Use `RapidsFileIO` for writing data. by liurenjie1024 · Pull Request #13501 · NVIDIA/cudf-spark

liurenjie1024 · 2025-09-26T06:11:48Z

Description

This is blocked by NVIDIA/cudf-spark-jni#3768. In this pr we implemented output related interface for HadoopFileIO and IcebergFileIO, and use them in ColumnarOutputWriter.

Checklists

This PR has added documentation for new or modified features or behaviors.
This PR has added new tests or modified existing tests to cover new code paths.
(Please explain in the PR description how the new code paths are tested, such as names of the new/existing tests that cover them.)
Performance testing has been performed and its results are added in the PR description.
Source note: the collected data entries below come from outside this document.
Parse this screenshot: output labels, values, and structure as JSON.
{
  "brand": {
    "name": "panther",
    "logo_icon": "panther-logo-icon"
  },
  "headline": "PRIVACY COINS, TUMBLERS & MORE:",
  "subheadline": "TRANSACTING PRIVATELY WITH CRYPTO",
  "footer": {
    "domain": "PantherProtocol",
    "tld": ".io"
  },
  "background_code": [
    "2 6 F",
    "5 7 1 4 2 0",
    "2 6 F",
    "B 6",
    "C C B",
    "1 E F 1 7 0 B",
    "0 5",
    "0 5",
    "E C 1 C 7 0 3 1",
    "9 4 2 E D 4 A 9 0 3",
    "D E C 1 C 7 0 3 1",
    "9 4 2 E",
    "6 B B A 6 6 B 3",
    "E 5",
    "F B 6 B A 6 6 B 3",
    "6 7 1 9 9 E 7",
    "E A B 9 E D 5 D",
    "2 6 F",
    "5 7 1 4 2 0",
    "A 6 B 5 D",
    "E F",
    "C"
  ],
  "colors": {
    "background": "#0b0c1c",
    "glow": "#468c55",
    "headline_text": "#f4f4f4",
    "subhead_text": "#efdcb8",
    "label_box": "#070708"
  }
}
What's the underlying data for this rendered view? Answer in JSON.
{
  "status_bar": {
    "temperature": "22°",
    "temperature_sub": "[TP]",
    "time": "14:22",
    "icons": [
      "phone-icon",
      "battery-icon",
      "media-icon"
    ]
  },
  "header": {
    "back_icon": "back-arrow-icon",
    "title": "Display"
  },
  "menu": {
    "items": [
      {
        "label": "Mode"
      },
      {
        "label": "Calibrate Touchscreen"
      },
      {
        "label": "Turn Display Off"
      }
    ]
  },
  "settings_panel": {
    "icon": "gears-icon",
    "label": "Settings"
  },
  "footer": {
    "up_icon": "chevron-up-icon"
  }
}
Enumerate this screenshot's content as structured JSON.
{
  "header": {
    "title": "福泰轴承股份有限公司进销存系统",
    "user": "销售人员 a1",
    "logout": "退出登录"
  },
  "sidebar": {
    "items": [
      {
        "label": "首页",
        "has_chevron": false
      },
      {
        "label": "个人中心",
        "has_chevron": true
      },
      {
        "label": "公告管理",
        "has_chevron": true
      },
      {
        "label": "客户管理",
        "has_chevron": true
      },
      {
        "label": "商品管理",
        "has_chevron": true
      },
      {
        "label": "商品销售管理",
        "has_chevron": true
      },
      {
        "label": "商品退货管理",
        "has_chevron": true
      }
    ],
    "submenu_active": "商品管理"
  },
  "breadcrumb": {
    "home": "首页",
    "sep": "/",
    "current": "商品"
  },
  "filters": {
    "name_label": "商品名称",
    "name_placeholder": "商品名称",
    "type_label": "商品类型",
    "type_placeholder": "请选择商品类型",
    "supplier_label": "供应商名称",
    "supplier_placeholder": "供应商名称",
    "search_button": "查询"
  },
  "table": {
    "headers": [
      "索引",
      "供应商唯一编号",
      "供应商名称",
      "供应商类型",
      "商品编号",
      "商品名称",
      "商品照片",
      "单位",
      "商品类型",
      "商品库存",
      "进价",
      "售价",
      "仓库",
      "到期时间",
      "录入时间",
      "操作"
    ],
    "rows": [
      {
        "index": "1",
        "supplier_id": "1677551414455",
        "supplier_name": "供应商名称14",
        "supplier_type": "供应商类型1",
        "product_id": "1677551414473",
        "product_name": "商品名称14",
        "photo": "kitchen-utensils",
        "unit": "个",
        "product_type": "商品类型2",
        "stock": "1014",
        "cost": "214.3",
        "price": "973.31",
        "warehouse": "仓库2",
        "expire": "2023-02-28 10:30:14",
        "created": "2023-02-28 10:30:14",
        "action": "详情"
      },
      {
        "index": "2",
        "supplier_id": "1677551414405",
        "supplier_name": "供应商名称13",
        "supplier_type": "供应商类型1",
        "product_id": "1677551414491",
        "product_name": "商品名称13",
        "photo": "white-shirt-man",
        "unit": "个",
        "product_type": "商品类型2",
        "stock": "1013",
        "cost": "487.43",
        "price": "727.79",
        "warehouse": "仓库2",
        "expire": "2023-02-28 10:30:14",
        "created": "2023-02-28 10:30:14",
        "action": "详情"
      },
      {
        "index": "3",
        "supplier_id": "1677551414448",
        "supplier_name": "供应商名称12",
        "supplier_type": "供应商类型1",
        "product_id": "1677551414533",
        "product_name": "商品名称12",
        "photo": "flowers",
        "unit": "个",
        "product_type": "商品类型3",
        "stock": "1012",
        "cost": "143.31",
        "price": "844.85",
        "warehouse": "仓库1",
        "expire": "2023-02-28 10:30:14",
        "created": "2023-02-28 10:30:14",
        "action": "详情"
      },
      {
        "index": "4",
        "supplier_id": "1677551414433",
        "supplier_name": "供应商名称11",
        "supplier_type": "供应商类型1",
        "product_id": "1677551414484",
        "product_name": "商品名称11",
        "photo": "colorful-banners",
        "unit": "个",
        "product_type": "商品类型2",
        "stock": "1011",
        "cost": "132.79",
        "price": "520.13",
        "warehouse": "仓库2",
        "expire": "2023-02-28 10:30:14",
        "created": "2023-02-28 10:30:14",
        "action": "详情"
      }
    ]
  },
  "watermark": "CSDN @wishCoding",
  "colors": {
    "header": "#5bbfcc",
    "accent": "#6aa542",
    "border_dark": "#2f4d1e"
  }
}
Or, an issue has been filed with a link in the PR description.

Copilot

Pull Request Overview

This PR implements output functionality for RapidsFileIO to support writing data through a unified file I/O interface, addressing issue #13471. The changes integrate file I/O operations for both Hadoop and Iceberg environments to improve consistency and enable better file system abstraction.

Added output stream and output file implementations for both Hadoop and Iceberg file systems
Updated all columnar output writers to use RapidsFileIO instead of direct Hadoop filesystem calls
Modified constructor signatures across file format writers to accept the new file I/O parameter

Reviewed Changes

Copilot reviewed 15 out of 15 changed files in this pull request and generated 1 comment.

Show a summary per file

File	Description
`ColumnarOutputWriter.scala`	Updated to use `RapidsFileIO` for creating output streams instead of direct Hadoop filesystem calls
`GpuFileFormatDataWriter.scala`	Added lazy initialization of `HadoopFileIO` and updated writer factory calls
`GpuParquetFileFormat.scala`	Modified constructor signatures to accept and pass through `RapidsFileIO` parameter
`GpuOrcFileFormat.scala`	Updated ORC writer constructors to support new file I/O interface
`GpuHiveFileFormat.scala`	Modified Hive format writers to use `RapidsFileIO` parameter
`HadoopFileIO.java`	Added `newOutputFile` method implementation for Hadoop file system
`HadoopOutputFile.java`	New implementation providing Hadoop-specific output file operations
`HadoopOutputStream.java`	New wrapper for Hadoop `FSDataOutputStream` extending `RapidsOutputStream`
`IcebergFileIO.java`	Added `newOutputFile` method and minor string formatting change
`IcebergOutputFile.java`	New implementation wrapping Iceberg `OutputFile` for Rapids compatibility
`IcebergOutputStream.java`	New wrapper for Iceberg `PositionOutputStream` extending `RapidsOutputStream`
`GpuSparkWrite.scala`	Added lazy initialization of `IcebergFileIO` for Iceberg write operations
`GpuSparkFileWriterFactory.scala`	Updated constructor to accept and use `IcebergFileIO` parameter
`GpuFileFormatDataWriterSuite.scala`	Updated test mocks to handle additional constructor parameters
`iceberg_append_test.py`	Removed test skip condition for remote Iceberg catalog, indicating the issue is now resolved

_{Tip: Customize your code reviews with copilot-instructions.md. Create the file or learn how to get started.}

Copilot · 2025-09-26T06:12:14Z

   */
  public IcebergFileIO(FileIO delegate) {
-    Objects.requireNonNull(delegate, "delegate can't be null");
+    Objects.requireNonNull(delegate, "delegate can't be null!");


The error message formatting is inconsistent with other files in the codebase. Consider using 'can't be null' without the exclamation mark to match the style used in HadoopOutputFile.java and other files.

Suggested change

Objects.requireNonNull(delegate, "delegate can't be null!");

Objects.requireNonNull(delegate, "delegate can't be null");

Why ignore this issue? The style of using exclamation points is inconsistent even within this PR?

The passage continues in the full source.